B. Dans la revue ACE n° 2 juillet 1993, toujours à propos de SAMPRAS il est dit ceci : Au mois de décembre 1987, Pete accepte l'invitation d' Ivan LENDL, numéro 1 mondial de l' époque et passe une semaine dans sa propriété. " Il m'a pratiquement tué. On passait plusieurs heures ensemble sur son court privé, on enchaînait ensuite avec 50 kilomètres à vélo. Le soir il me racontait les bienfaits de la discipline : " Tu dois avoir mal partout avant de te coucher. " ça, c'était son message principal. Un vrai fou ".

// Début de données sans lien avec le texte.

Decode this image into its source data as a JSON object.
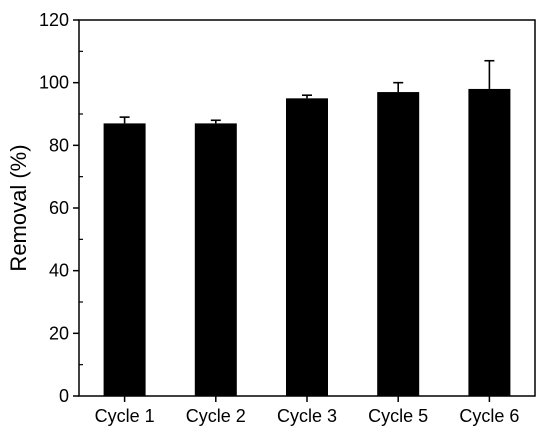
{
  "chart_data": {
    "type": "bar",
    "categories": [
      "Cycle 1",
      "Cycle 2",
      "Cycle 3",
      "Cycle 5",
      "Cycle 6"
    ],
    "values": [
      87,
      87,
      95,
      97,
      98
    ],
    "error_upper": [
      2,
      1,
      1,
      3,
      9
    ],
    "xlabel": "",
    "ylabel": "Removal (%)",
    "ylim": [
      0,
      120
    ],
    "yticks": [
      "0",
      "20",
      "40",
      "60",
      "80",
      "100",
      "120"
    ],
    "minor_ytick_step": 10,
    "grid": false,
    "legend": "none",
    "bar_color": "#000000"
  }
}
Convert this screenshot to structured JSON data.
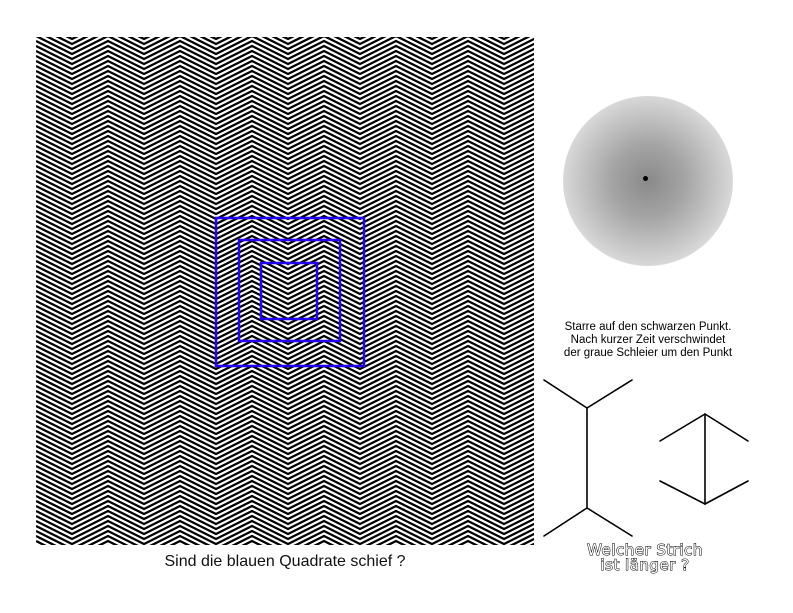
{
  "illusion_square": {
    "caption": "Sind die blauen Quadrate schief ?",
    "square_color": "#2200ee",
    "line_color": "#000000"
  },
  "illusion_haze": {
    "instruction_lines": [
      "Starre auf den schwarzen Punkt.",
      "Nach kurzer Zeit verschwindet",
      "der graue Schleier um den Punkt"
    ]
  },
  "illusion_lines": {
    "caption_lines": [
      "Welcher Strich",
      "ist länger ?"
    ],
    "line_color": "#000000"
  }
}
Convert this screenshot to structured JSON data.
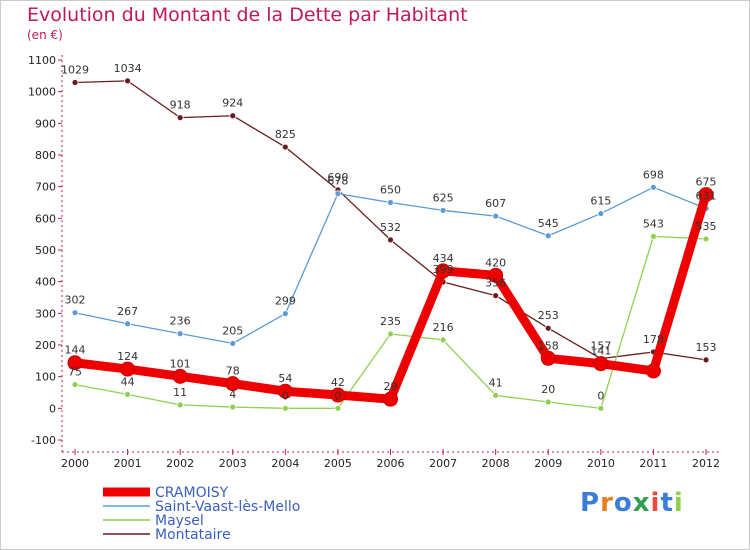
{
  "title": "Evolution du Montant de la Dette par Habitant",
  "subtitle": "(en €)",
  "logo": "Proxiti",
  "chart_data": {
    "type": "line",
    "x": [
      "2000",
      "2001",
      "2002",
      "2003",
      "2004",
      "2005",
      "2006",
      "2007",
      "2008",
      "2009",
      "2010",
      "2011",
      "2012"
    ],
    "ylim": [
      -100,
      1100
    ],
    "yticks": [
      -100,
      0,
      100,
      200,
      300,
      400,
      500,
      600,
      700,
      800,
      900,
      1000,
      1100
    ],
    "grid": "none",
    "legend_position": "bottom-left",
    "series": [
      {
        "name": "CRAMOISY",
        "color": "#ee0000",
        "values": [
          144,
          124,
          101,
          78,
          54,
          42,
          29,
          434,
          420,
          158,
          141,
          118,
          675
        ],
        "labels": [
          "144",
          "124",
          "101",
          "78",
          "54",
          "42",
          "29",
          "434",
          "420",
          "158",
          "141",
          "",
          "675"
        ]
      },
      {
        "name": "Saint-Vaast-lès-Mello",
        "color": "#5b9bd5",
        "values": [
          302,
          267,
          236,
          205,
          299,
          678,
          650,
          625,
          607,
          545,
          615,
          698,
          631
        ],
        "labels": [
          "302",
          "267",
          "236",
          "205",
          "299",
          "678",
          "650",
          "625",
          "607",
          "545",
          "615",
          "698",
          "631"
        ]
      },
      {
        "name": "Maysel",
        "color": "#8fd14f",
        "values": [
          75,
          44,
          11,
          4,
          0,
          0,
          235,
          216,
          41,
          20,
          0,
          543,
          535
        ],
        "labels": [
          "75",
          "44",
          "11",
          "4",
          "0",
          "0",
          "235",
          "216",
          "41",
          "20",
          "0",
          "543",
          "535"
        ]
      },
      {
        "name": "Montataire",
        "color": "#6b1b1b",
        "values": [
          1029,
          1034,
          918,
          924,
          825,
          690,
          532,
          399,
          356,
          253,
          157,
          178,
          153
        ],
        "labels": [
          "1029",
          "1034",
          "918",
          "924",
          "825",
          "690",
          "532",
          "399",
          "356",
          "253",
          "157",
          "178",
          "153"
        ]
      }
    ]
  }
}
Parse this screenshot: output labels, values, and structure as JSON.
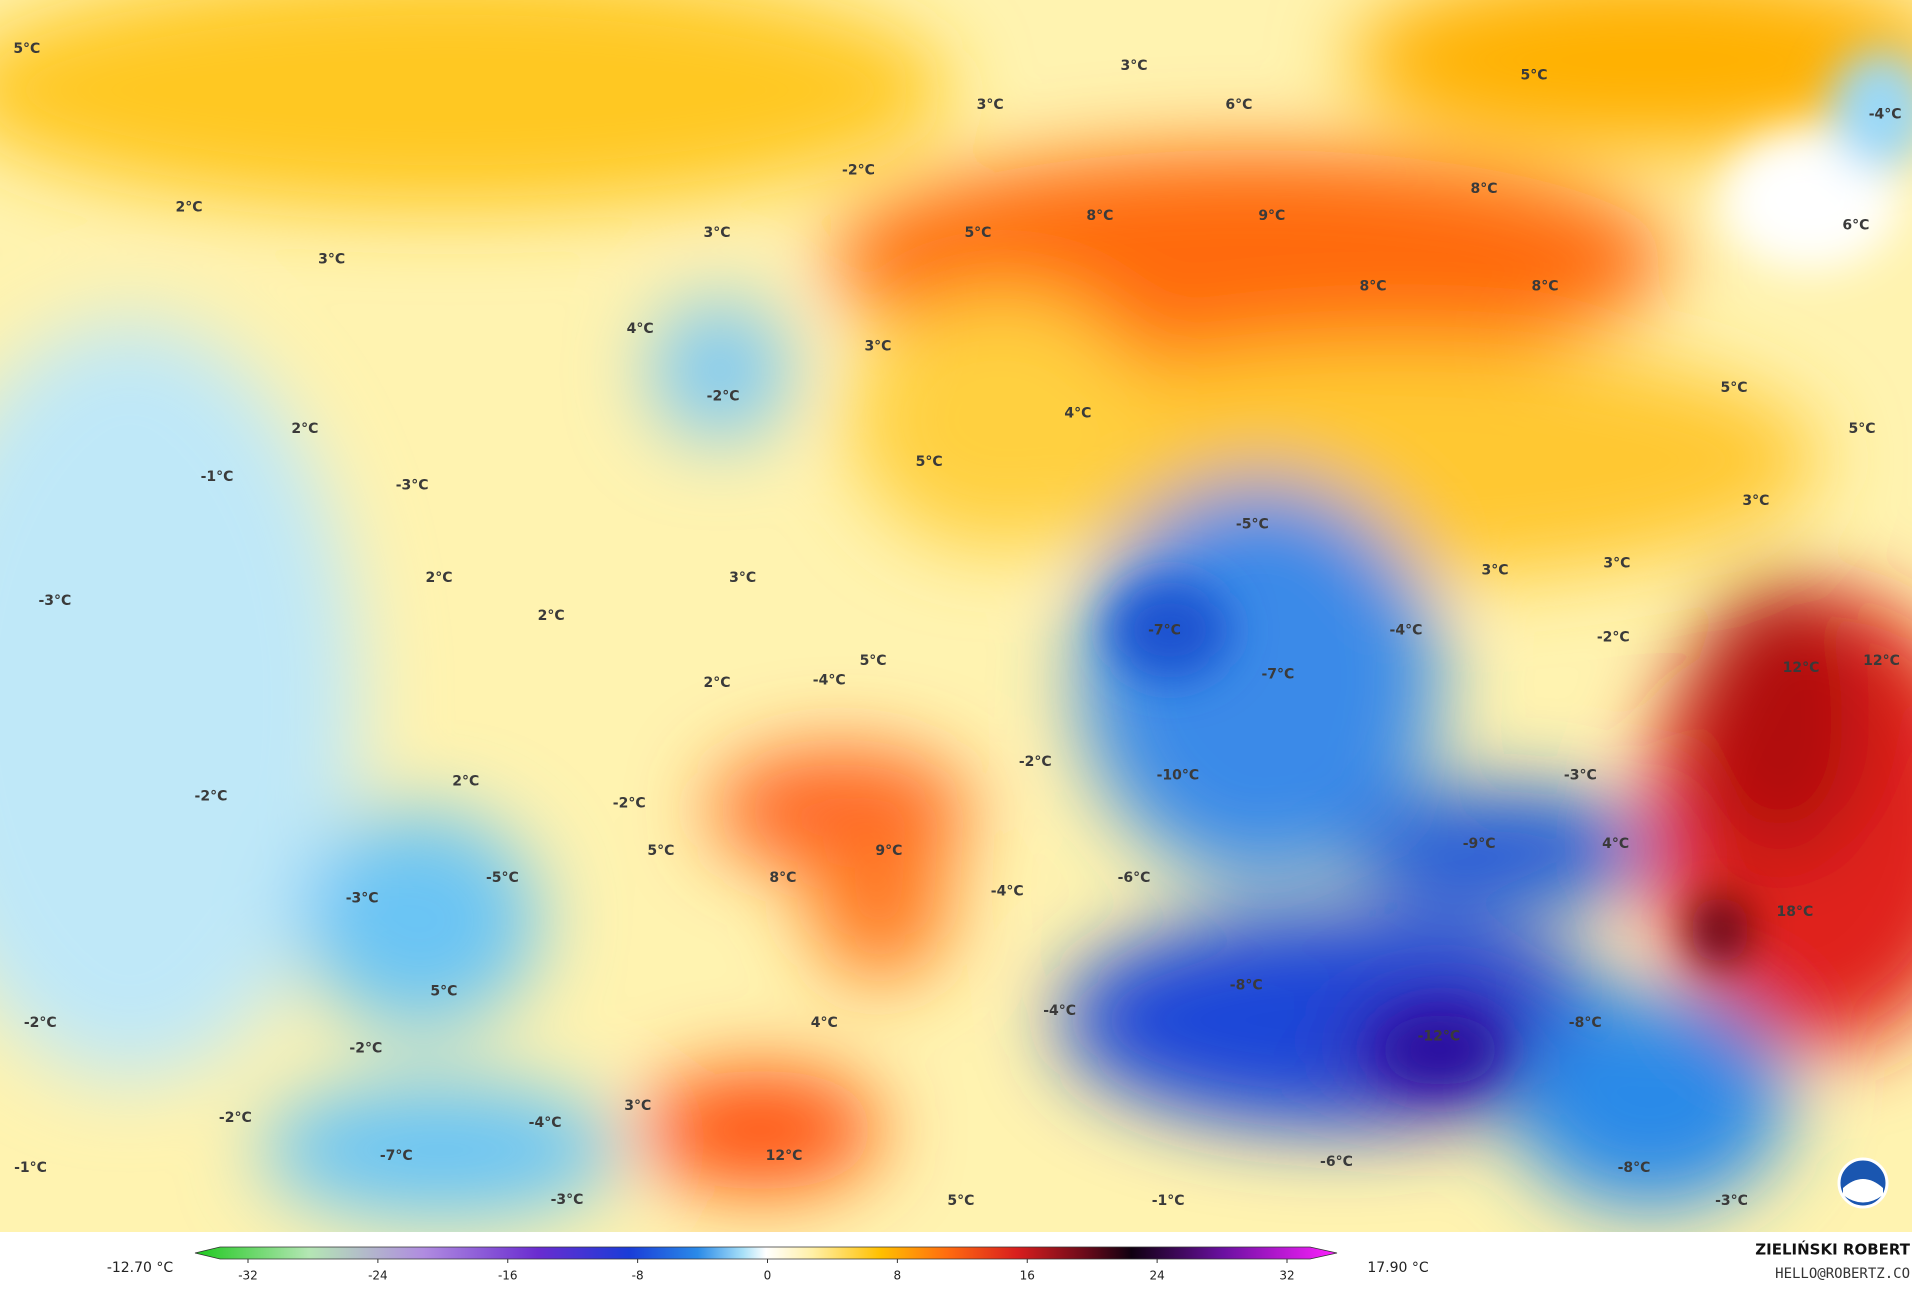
{
  "map_labels": [
    "5°C",
    "2°C",
    "3°C",
    "2°C",
    "-1°C",
    "-3°C",
    "2°C",
    "2°C",
    "-3°C",
    "-2°C",
    "2°C",
    "-2°C",
    "-2°C",
    "-1°C",
    "-3°C",
    "5°C",
    "-2°C",
    "-7°C",
    "-4°C",
    "-3°C",
    "3°C",
    "12°C",
    "5°C",
    "-1°C",
    "4°C",
    "8°C",
    "5°C",
    "-5°C",
    "-2°C",
    "9°C",
    "-4°C",
    "-4°C",
    "-6°C",
    "-2°C",
    "-10°C",
    "-8°C",
    "-12°C",
    "-6°C",
    "-8°C",
    "-3°C",
    "-8°C",
    "18°C",
    "4°C",
    "-9°C",
    "-3°C",
    "-2°C",
    "12°C",
    "12°C",
    "3°C",
    "3°C",
    "-4°C",
    "3°C",
    "5°C",
    "5°C",
    "6°C",
    "-4°C",
    "5°C",
    "8°C",
    "8°C",
    "8°C",
    "9°C",
    "6°C",
    "3°C",
    "3°C",
    "8°C",
    "5°C",
    "-2°C",
    "3°C",
    "4°C",
    "-2°C",
    "3°C",
    "5°C",
    "4°C",
    "-5°C",
    "-7°C",
    "-7°C",
    "3°C",
    "5°C",
    "-4°C",
    "2°C"
  ],
  "colorbar": {
    "min_label": "-12.70 °C",
    "max_label": "17.90 °C",
    "ticks": [
      -32,
      -24,
      -16,
      -8,
      0,
      8,
      16,
      24,
      32
    ]
  },
  "credit": {
    "name": "ZIELIŃSKI ROBERT",
    "contact": "HELLO@ROBERTZ.CO"
  }
}
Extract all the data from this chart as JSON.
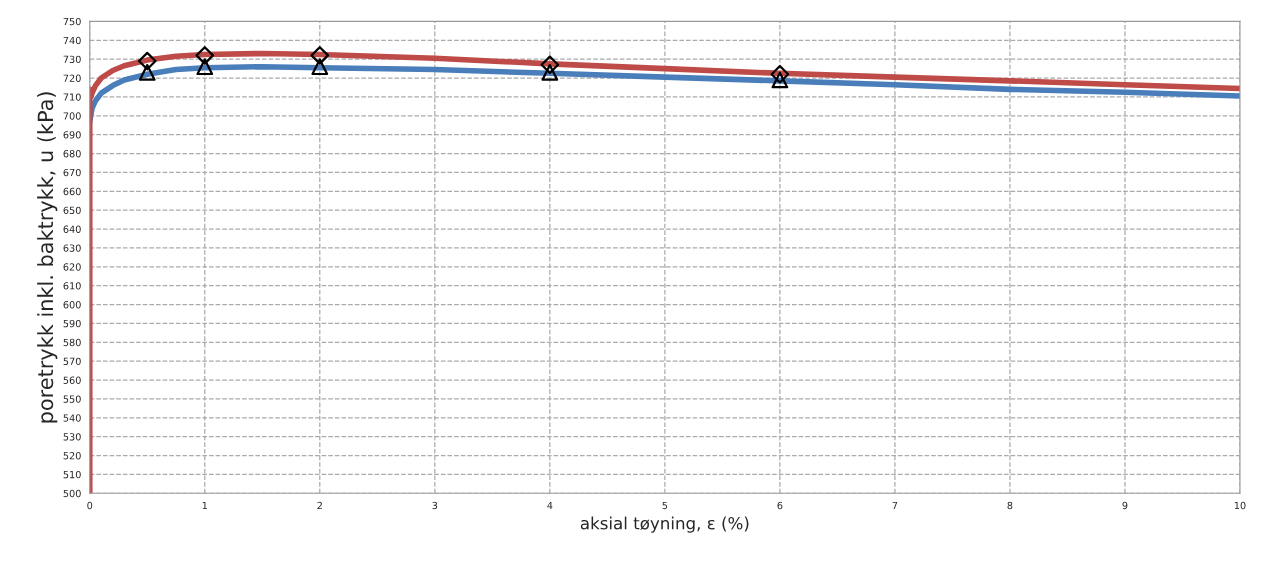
{
  "chart_data": {
    "type": "line",
    "xlabel": "aksial tøyning, ε (%)",
    "ylabel": "poretrykk inkl. baktrykk, u (kPa)",
    "xlim": [
      0,
      10
    ],
    "xticks": [
      0,
      1,
      2,
      3,
      4,
      5,
      6,
      7,
      8,
      9,
      10
    ],
    "ylim": [
      500,
      750
    ],
    "yticks": [
      500,
      510,
      520,
      530,
      540,
      550,
      560,
      570,
      580,
      590,
      600,
      610,
      620,
      630,
      640,
      650,
      660,
      670,
      680,
      690,
      700,
      710,
      720,
      730,
      740,
      750
    ],
    "grid": true,
    "line_style": "solid",
    "series": [
      {
        "color": "#4a7ebb",
        "x": [
          0,
          0.02,
          0.05,
          0.1,
          0.2,
          0.3,
          0.5,
          0.75,
          1,
          1.5,
          2,
          3,
          4,
          5,
          6,
          7,
          8,
          9,
          10
        ],
        "values": [
          697,
          704,
          708,
          712,
          716,
          719,
          722,
          724.5,
          725.5,
          726,
          725.5,
          724.5,
          722.5,
          720.5,
          718.5,
          716.5,
          714,
          712.5,
          710.5
        ]
      },
      {
        "color": "#be4b48",
        "x": [
          0,
          0,
          0.01,
          0.02,
          0.05,
          0.1,
          0.2,
          0.3,
          0.5,
          0.75,
          1,
          1.5,
          2,
          3,
          4,
          5,
          6,
          7,
          8,
          9,
          10
        ],
        "values": [
          500,
          714,
          710,
          712,
          716,
          720,
          724,
          726.5,
          729.5,
          731.5,
          732.5,
          733,
          732.5,
          730.5,
          727.5,
          725,
          722.5,
          720.5,
          718.5,
          716.5,
          714.5
        ]
      },
      {
        "type": "scatter",
        "marker": "triangle",
        "color": "#000000",
        "x": [
          0.5,
          1,
          2,
          4,
          6
        ],
        "values": [
          723,
          726,
          726,
          723,
          719
        ]
      },
      {
        "type": "scatter",
        "marker": "diamond",
        "color": "#000000",
        "x": [
          0.5,
          1,
          2,
          4,
          6
        ],
        "values": [
          729,
          732,
          732,
          727,
          722
        ]
      }
    ]
  }
}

C. Dans la revue Tennis de France n° 502 Avril 1995, toujours à propos de SAMPRAS il est dit ceci : Pete SAMPRAS ignore tout de la " méthode " LENDL lorsqu'il le rejoint chez lui, pour partager une semaine d'entraînement." En plus, il m'a enseigné l'art de bien se NOURRIR, de DORMIR suffisamment pour bien récupérer. C' était dingue : son programme était planifié pour la semaine entière, et il savait exactement ce qu'il allait faire à chaque instant de la journée..."

Yvan LENDL a été pendant 270 semaines numéro 1 mondial. Le second dans la hiérarchie était CONNORS avec 268 semaines et le troisième Mc ENROE avec 170 semaines. Dans la revue Tennis Magazine n° 283 octobre 1999 à la page 22 il est dit ceci : SAMPRAS totalisait ainsi 271 semaines au sommet, et devenait le recordman absolu en ce domaine ( devant LENDL, 270 ). L'élève a dépassé le maître, ce qui prouve bien que les méthodes du professeur Yvan LENDL étaient particulièrement efficaces et pour lui même et pour SAMPRAS.

Magnus NORMAN ancien numéro 1 mondial Suédois

Dans la revue Tennis Magazine n° 293 Août 2000 à la page 69 et 70, un journaliste de Tennis Magazine pose à Magnus NORMAN le numéro 1 mondial Suédois la question suivante : " Vous êtes, paraît-il, un travailleur acharné. Cette réputation est-elle justifiée " ? Et Magnus NORMAN répond : " Je n'ai jamais besoin d'être poussé pour travailler. En fait, le plus dur est de me faire arrêter. ( sourire ) J'aime travailler six à sept heures par jour. Quatre heures de tennis, deux heures de physique, c'est ce dont j'ai besoin pour bien me sentir. Je suis un boulimique de l'entraînement. Cette quantité m'est indispensable ".